Arthur Bispo do Rosario
Parmi ces pièces, de très émouvantes planchettes qui à mon sens résument l’œuvre de Bispo : de loin on dirait des reproductions d’un travail traditionnel bien connu du Nordeste, où l’artisan réunit sur un support, en miniature tous les objets liés a une profession ou situation donnée(par exemple un pêcheur sur son bateau avec des poissons, des crevettes, des filins, des filets, des voiles, des pagaies,…) Les petites planches de Bispo réunissent elles aussi des miniatures. Seulement ces objets fabriqués minutieusement à base de rebuts de l’hôpital, évoquent des objets familiers, mais ne les reproduisent pas. Le regard attiré par ces objets, est d’emblée troublé par le léger décalage entre l’œuvre, et l’objet familier avec lequel l’œuvre est construite et auquel l’œuvre semble renvoyer. Mais aussi entre la logique qui réunit les objets familiers dans la vie courante et la logique perceptible mais pas évidente qui préside le travail de Bispo. Dans ce léger décalage est concentrée toute la poétique de son œuvre.
Matilde dos Santos avril 2013
[i] Bispo a entretenu l’incertitude autour de sa naissance. Les archives de la diocèse de Japaratuba indiquent son baptême le 5 octobre 1909 à l’âge trois mois. Mais sur sa fiche d’interné en 1939 il est indiqué 27 ans.
[ii] Voir la roue de la fortune de Bispo, construite sur le même modèle que la roue de Duchamp
[iii] voir les accumulations sans fins d’objets du quotidien, numérotées, classés mais également comptabilisés par Bispo, dans le plus pur style 32 canettes Campbell.

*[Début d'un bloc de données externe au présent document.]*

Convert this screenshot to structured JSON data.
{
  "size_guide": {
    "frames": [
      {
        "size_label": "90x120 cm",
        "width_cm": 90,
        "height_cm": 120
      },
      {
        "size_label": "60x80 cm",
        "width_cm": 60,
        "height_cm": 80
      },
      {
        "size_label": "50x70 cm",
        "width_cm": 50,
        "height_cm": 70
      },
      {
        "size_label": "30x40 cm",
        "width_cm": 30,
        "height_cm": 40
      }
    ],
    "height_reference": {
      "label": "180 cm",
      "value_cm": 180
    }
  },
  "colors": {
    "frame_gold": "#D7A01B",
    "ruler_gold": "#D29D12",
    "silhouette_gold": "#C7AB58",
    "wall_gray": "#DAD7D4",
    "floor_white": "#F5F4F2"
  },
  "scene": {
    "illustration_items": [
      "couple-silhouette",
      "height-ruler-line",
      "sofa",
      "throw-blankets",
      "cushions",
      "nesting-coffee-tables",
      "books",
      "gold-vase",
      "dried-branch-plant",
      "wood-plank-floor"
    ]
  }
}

[iv] Cela n’est pas tout à fait exact, Bispo habitait les fonds d’une grande maison, à Botafogo, zone sud de Rio de Janeiro, homme à tout faire de la famille Leone qui l’avait recueilli
[v] Bispo a été renvoyé de ses deux emplois stables connus : la marine et la compagnie d’électricité de Rio la light pour insubordination, passant à vivre de petits boulots.